4.3. HPLC Method Development
The use of chemical markers for quality control of herbal products has been previously reported [20]. The choice of brucine as a marker compound is based on its reported toxicity. Identifying such toxic chemical markers can serve as good quality indicators for plants and herbal products containing them. This will help to avoid possible adverse effects. The optimised conditions of the method developed were achieved after several trials and adjustments of parameters. The temperature at which the run was carried out was 28°C using a Supelcosil C18 column with dimensions of 150 × 4.6 mm and particle size of 3 μm. The C18 (octyldecyl) column ensured a fair amount of retention of brucine in the stationary phase. The mobile phase composition was made up of 0.1% v/v formic acid and methanol in a 65 : 35% v/v ratio throughout the run. The formic acid used is ideal for helping the dissolution of the alkaloid (a basic compound) in the mobile phase. The mobile phase was pumped at a rate of 0.8 mL/min, and other flow rates experimented with initially did not produce an ideal separation as observed at 0.8 mL/min. The detector was a UV-VIS detector with a detection wavelength set at 274 nm because the marker contains a chromophore and is, therefore, UV-VIS active. The initial wavelength of 264 nm, which was selected (λmax of brucine per the spectrum obtained), did not produce chromatograms with good resolution (results not shown).

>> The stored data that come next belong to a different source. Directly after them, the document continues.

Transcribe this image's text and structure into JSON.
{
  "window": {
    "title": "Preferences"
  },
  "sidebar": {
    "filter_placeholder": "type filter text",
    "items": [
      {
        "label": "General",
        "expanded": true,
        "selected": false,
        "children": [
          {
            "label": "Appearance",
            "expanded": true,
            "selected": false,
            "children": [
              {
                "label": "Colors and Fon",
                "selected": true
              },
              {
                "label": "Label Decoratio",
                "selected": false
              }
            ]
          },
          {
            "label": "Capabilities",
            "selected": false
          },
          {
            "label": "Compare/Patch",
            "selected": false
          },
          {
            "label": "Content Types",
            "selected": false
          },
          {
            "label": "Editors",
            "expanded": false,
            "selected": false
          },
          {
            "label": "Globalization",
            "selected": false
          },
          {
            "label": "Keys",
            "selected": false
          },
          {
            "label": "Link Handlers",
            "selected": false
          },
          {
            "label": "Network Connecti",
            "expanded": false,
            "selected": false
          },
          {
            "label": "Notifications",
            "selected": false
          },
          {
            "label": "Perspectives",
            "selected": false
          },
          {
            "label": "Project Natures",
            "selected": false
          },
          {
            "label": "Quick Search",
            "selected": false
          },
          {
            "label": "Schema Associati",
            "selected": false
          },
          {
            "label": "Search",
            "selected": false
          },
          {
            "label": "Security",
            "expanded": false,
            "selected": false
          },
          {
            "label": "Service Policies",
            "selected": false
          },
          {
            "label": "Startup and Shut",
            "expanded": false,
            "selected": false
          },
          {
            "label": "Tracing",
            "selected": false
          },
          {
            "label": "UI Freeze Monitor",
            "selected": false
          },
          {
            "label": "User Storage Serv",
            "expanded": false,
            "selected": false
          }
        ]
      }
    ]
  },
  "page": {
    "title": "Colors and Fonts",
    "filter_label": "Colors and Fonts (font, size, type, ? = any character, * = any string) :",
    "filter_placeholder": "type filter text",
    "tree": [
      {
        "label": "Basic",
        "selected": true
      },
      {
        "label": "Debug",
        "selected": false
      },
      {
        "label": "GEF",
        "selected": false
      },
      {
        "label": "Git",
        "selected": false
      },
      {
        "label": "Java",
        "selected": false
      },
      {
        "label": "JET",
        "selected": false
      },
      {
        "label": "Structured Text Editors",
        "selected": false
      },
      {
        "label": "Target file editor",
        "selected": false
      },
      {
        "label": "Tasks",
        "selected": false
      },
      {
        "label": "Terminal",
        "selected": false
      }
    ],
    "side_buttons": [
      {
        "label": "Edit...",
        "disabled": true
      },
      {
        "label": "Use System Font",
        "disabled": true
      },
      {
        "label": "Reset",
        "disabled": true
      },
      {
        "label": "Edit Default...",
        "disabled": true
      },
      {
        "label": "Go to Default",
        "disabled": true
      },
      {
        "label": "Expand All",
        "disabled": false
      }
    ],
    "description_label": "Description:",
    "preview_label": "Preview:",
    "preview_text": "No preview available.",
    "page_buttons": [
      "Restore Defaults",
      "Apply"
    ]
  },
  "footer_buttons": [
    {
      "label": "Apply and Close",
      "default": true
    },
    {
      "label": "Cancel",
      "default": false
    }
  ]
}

Interestingly, a wavelength of 274 nm was determined to be suitable and used for the method development. A 50 μL injection of the sample was determined as the best for each determination after several other volumes gave overlapping peaks with very poor resolution (results not shown). The brucine biomarker eluted at an average time of 2.374 ± 0.0065 min. The elution under 5 min provides an economic advantage as well as a relatively short time of analysis.
4.4. Quantification
The ethyl acetate, ethanol, 70% ethanol, and aqueous extracts revealed brucine contents of 0.0507, 0.1259, 0.0177, and 0.0324 % w/w, respectively. The developed method also revealed that the content of brucine in HBS 1, HBS 2, HBS 3, HBS 4, and HBS 5 was within the range 0.8950–2.5013 × 10–3% w/v, respectively. This implies that every 100 mL of the herbal product contains 0.8950–2.5013 mg of brucine. The permissible level of brucine indicated as safe is 1000 mg daily for adults. From the results obtained, both the extracts and products were safe for consumption [21].
5. Conclusion
Phytochemical analysis and antioxidant activities have been employed to characterize the stem bark of Anthocleista nobilis. These parameters can be used to validate the claims for using the stem bark of Anthocleista nobilis as an antioxidant agent. A simple, robust, precise, and accurate isocratic RP-HPLC method was developed to analyze brucine-containing samples. The developed method can also be used for the qualitative and quantitative analysis of brucine in plants and herbal products that contain it.
Conflicts of Interest
The authors declare that they have no conflicts of interest.
Open Research
Data Availability
The primary data used to support the findings of this study are included within the article.